As power prices have slumped in Germany and elsewhere across Europe, leading utilities have seen their bottom lines battered, with the expansion of renewable energy resources exerting downward pressure on wholesale electricity prices.

RWE’s recurrent net income fell to $1.38 billion last year, down from $2.48 billion in 2013, with sales down 7.5%, reports Bloomberg.

At the turn of the year, power for next-year delivery in Germany fell to its lowest level for a decade, which spelled bad news for utilities such as RWE and E.ON that run gas, coal and nuclear generation plants.

For RWE, such conditions have eroded operating profit from conventional power generation, which fell by 29% in 2014 to just over $1 billion. In preparation for shifting market conditions, RWE upped its cost savings targets, reaching €1.4 billion between 2012 and 2014, and targeting €2 billion by 2017.
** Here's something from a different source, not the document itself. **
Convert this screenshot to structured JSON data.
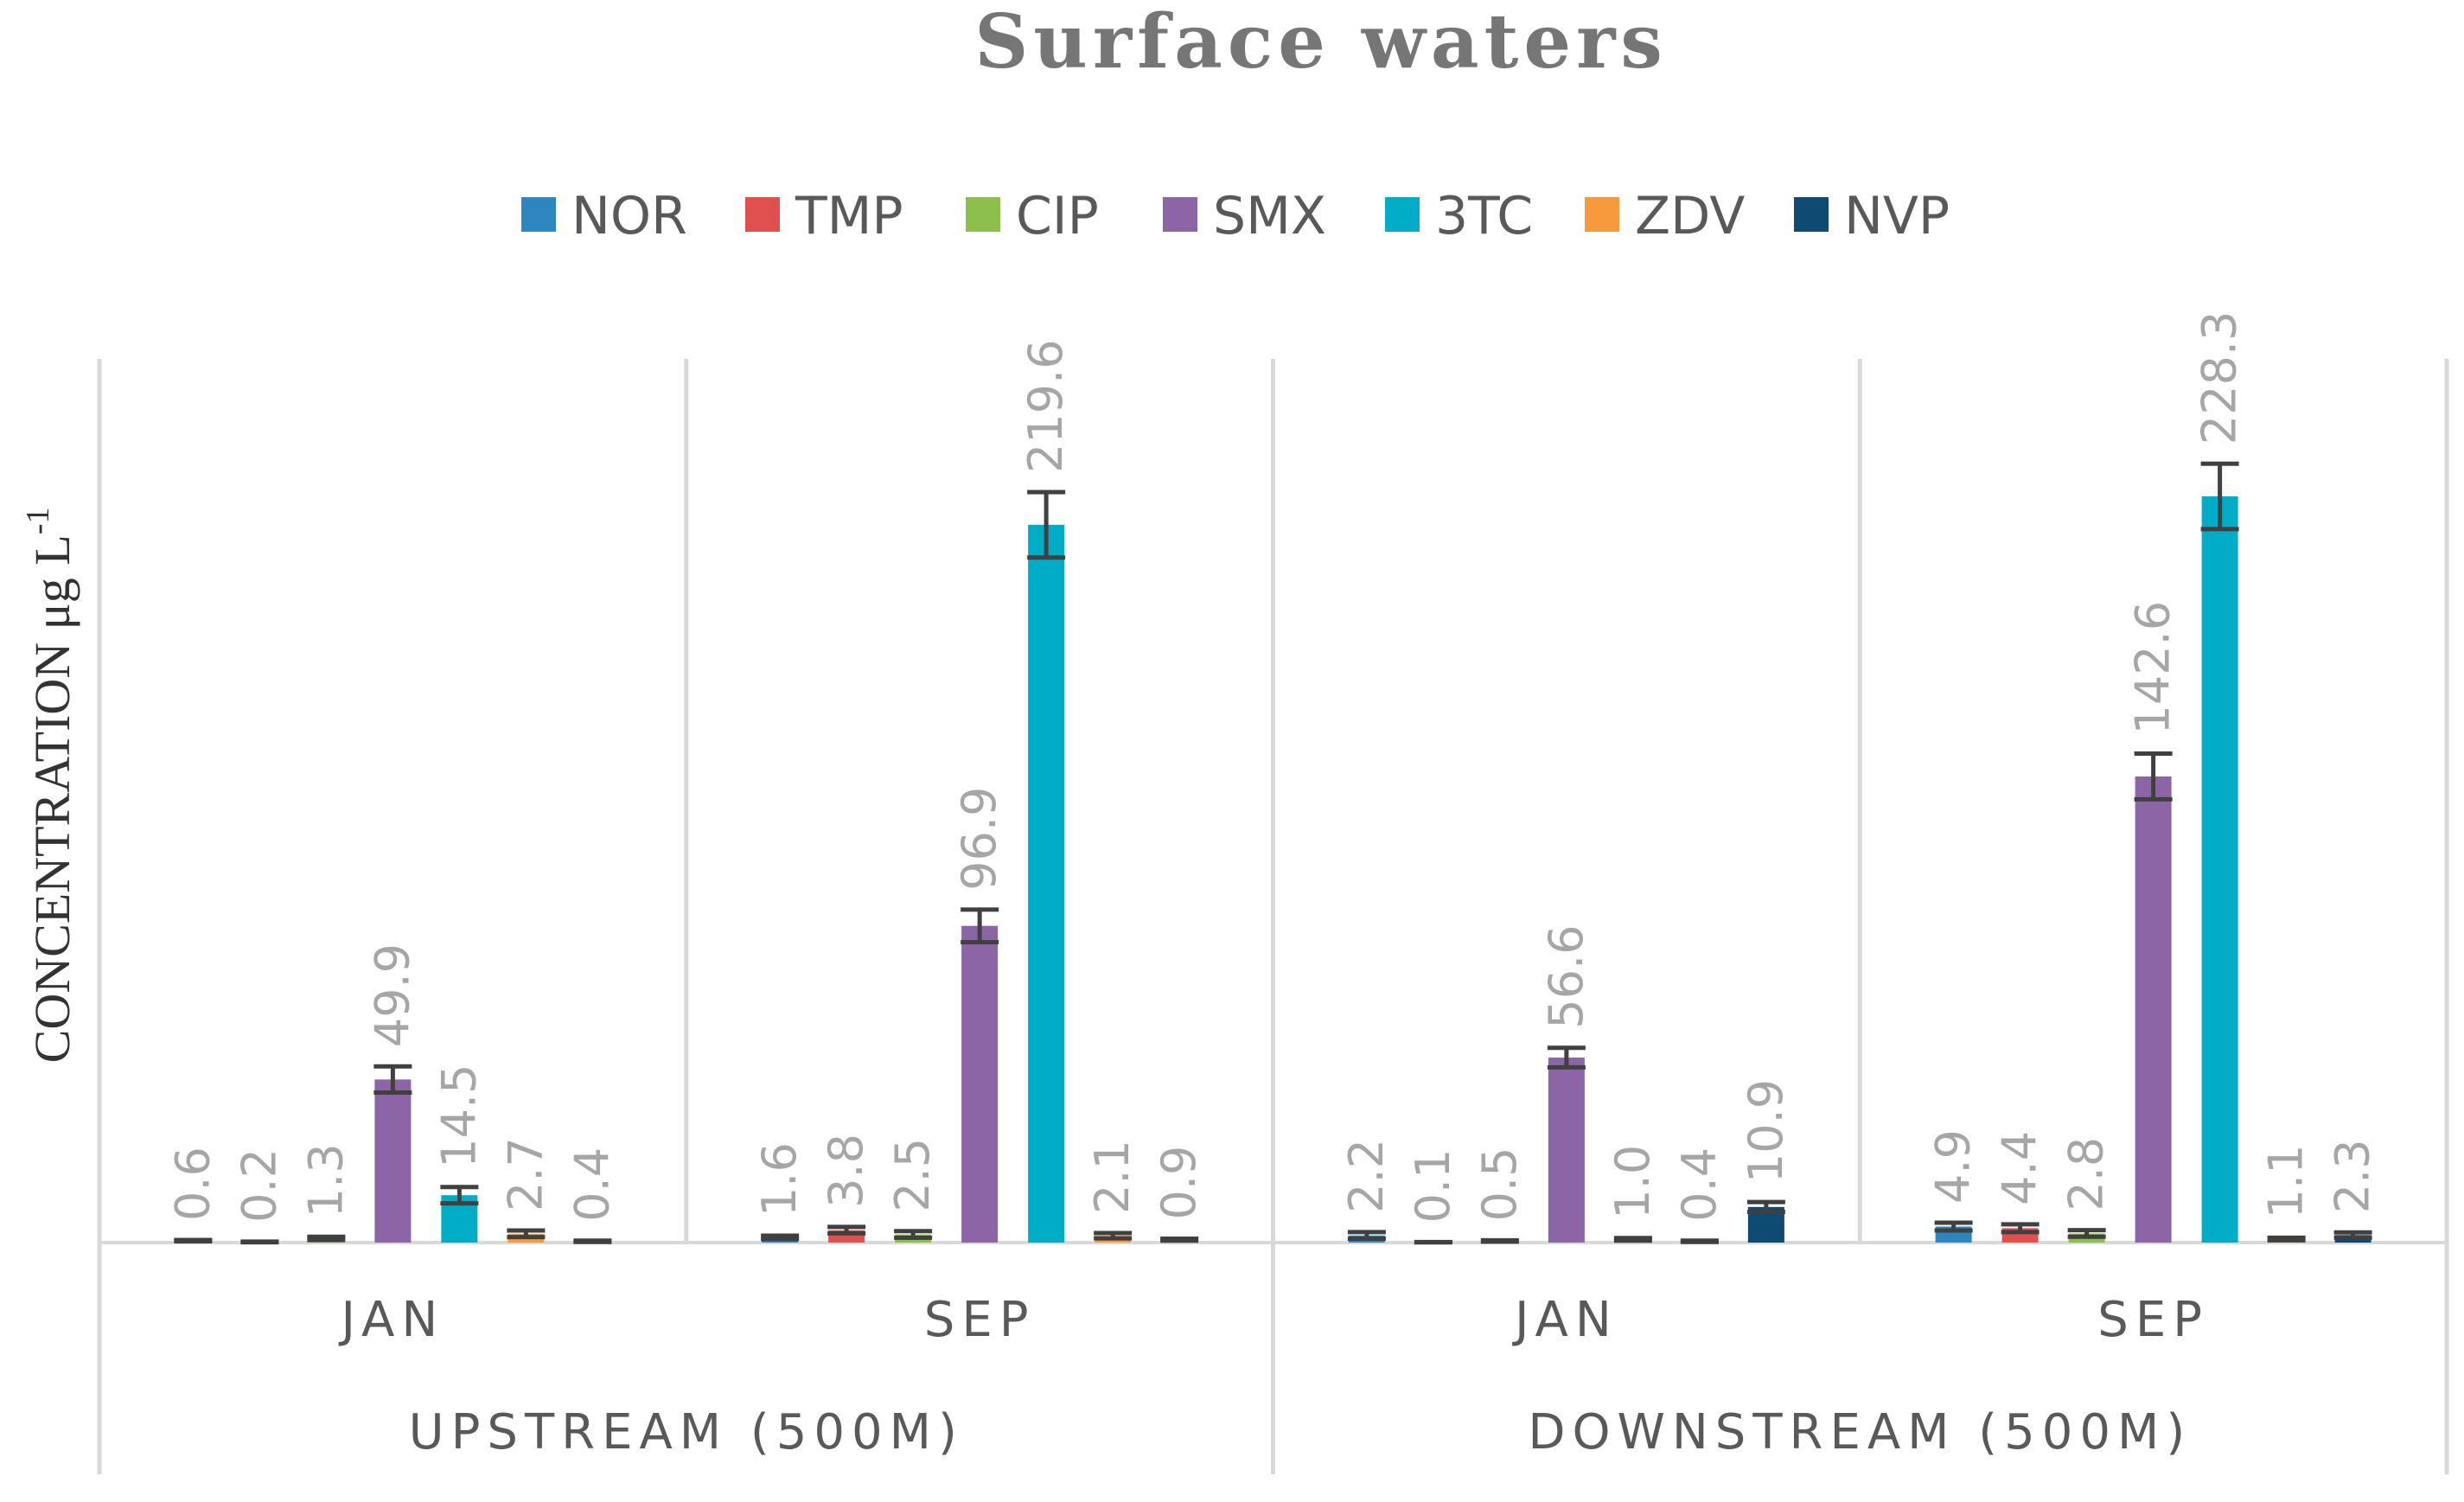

"The crisis in conventional power generation continues," said RWE CEO Peter Terium in a statement. "We will focus once more on growth opportunities in the future, but without losing sight of the need for strict financial discipline."

RWE has pivoted some of its business objectives towards renewable, most recently in the deepening of a partnership with German renewable energy firm Conergy that will see the utility invest heavily in rooftop solar in Germany.

Fellow utility giant E.ON recently announced that it is to spin-off a new, renewable-dedicated division of the company by 2016 in a concerted effort to stay relevant and profitable in the face of overwhelming evidence that renewable energies will come to dominate the electricity generation landscape in the near future.

E.ON is due to publish its 2014 financial results tomorrow, March 11.